On just rereading the entry it seems of utmost relevance to the operation of Wikipedia itself - and this hsould be a further reason for retaining a longer summary of TCA.

What is probably needed in addition is an up-to-date literature review of the main discussions of TCA. Many discussants of TCA seem not to have read volume 2! which has led to impoverished reactions to this theory. Szczels (talk) 11:33, 16 May 2008 (UTC)[reply]

Adhering to Wikipedia policy

Szczels, this is a fine beginning. I have Wikified and copy edited the first half.

Be sure to study the policies of Wikipedia. In particular, Wikipedia is not a forum for publishing one's own research. Any statements in a summary of a book must be based on the book itself or *other* people's textual criticisms.

Wikipedia must have a philosophy project among its Projects. One can take guidance from it and also participate in it. Hurmata (talk) 04:37, 19 May 2008 (UTC)[reply]

I thought I had cut the parts that were 'my research' in creating this abridged version for Wikipedia... or do you mean having an opinion about the status of TCA? Please be specific.
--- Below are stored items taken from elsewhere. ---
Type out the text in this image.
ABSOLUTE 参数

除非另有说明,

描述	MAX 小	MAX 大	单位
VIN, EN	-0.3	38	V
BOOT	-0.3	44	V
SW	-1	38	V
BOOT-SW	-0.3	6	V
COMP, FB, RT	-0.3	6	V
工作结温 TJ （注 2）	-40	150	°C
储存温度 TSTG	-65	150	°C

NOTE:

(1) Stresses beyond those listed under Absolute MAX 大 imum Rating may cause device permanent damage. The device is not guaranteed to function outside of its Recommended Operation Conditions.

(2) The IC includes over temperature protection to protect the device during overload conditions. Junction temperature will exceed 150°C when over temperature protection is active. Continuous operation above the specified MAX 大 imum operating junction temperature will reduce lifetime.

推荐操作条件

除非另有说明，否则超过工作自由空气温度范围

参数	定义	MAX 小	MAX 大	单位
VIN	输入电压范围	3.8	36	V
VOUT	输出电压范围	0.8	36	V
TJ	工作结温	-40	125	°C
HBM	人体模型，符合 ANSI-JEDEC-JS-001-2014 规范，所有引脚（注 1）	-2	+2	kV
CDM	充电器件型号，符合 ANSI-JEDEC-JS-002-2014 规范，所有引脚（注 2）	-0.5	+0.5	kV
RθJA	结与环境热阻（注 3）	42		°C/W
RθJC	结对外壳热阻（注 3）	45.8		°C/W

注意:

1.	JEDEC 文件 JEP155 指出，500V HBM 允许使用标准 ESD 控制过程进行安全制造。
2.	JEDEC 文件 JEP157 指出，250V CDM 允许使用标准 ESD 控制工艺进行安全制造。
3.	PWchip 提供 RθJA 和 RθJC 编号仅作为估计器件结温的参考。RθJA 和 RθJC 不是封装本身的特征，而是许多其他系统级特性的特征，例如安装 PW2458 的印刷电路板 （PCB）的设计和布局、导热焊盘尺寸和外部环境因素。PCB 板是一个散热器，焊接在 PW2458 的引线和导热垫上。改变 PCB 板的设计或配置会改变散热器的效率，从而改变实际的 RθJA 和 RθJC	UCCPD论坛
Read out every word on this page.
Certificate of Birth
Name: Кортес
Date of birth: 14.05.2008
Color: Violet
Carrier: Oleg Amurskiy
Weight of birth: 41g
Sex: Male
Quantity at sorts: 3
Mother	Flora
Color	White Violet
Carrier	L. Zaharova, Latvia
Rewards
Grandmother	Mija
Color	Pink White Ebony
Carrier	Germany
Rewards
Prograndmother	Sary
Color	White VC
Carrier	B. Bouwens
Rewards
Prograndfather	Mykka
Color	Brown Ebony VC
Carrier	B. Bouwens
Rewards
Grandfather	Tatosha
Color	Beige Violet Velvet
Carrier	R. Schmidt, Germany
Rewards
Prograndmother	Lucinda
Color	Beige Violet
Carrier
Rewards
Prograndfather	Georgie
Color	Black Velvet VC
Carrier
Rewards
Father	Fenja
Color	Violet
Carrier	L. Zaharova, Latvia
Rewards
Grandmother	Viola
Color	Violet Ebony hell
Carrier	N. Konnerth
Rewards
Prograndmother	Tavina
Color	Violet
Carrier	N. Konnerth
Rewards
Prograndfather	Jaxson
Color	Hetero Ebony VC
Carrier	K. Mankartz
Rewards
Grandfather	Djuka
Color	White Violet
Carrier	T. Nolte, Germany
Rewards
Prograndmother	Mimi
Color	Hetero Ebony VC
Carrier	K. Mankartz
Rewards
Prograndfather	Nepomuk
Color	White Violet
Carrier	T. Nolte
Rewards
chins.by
I will look for citations at the places you indicate.

I probably could make a summary of others textual criticisms of TCA, at least up to around year 2000. Szczels (talk) 14:33, 20 May 2008 (UTC)[reply]

Summary of Critical Responses to TCA

an invitation to contribute! Foucault could be seen to challenge the use of Ideal Speech Situation. Foucault's criticism is that Habermas's use of the Ideal Speech Situation is utopian in suggesting that communication could ever be free from relations of power.

"The thought that there could be a state of communication which would be such that the games of truth could circulate freely, without obstacles, without constraint and without coercive effects, seems to me to be Utopia." (Foucault 1988 p18) James Tully comes to Habersmas' defence here:

"It is not utopian but a strongly idealised regulative idea against which actual games inundated by relations of power can be evaluated in the name of freedom." Tully in (Ashenden & Owen 1999 p130)

In fact Foucault himself can also be found to insist on ideal conditions for the freedom of subjects:

"Power is exercised only over free subjects, and only in so far as they are free. By this we mean individual or collective subjects who are faced with a field of possibilities in which several ways of behaving, several reactions and diverse comportments may be realised." (Foucault in Dreyfus & Rabinow 1983 p221)


Associated works

James Suroweicki's The Wisdom of Crowds (2004) has an interesting resonance with TCA Jonathan Schell's The Unconquerable World takes a much more practical and political approach without ever mentioning Habermas but the books are surely of parallel concerns.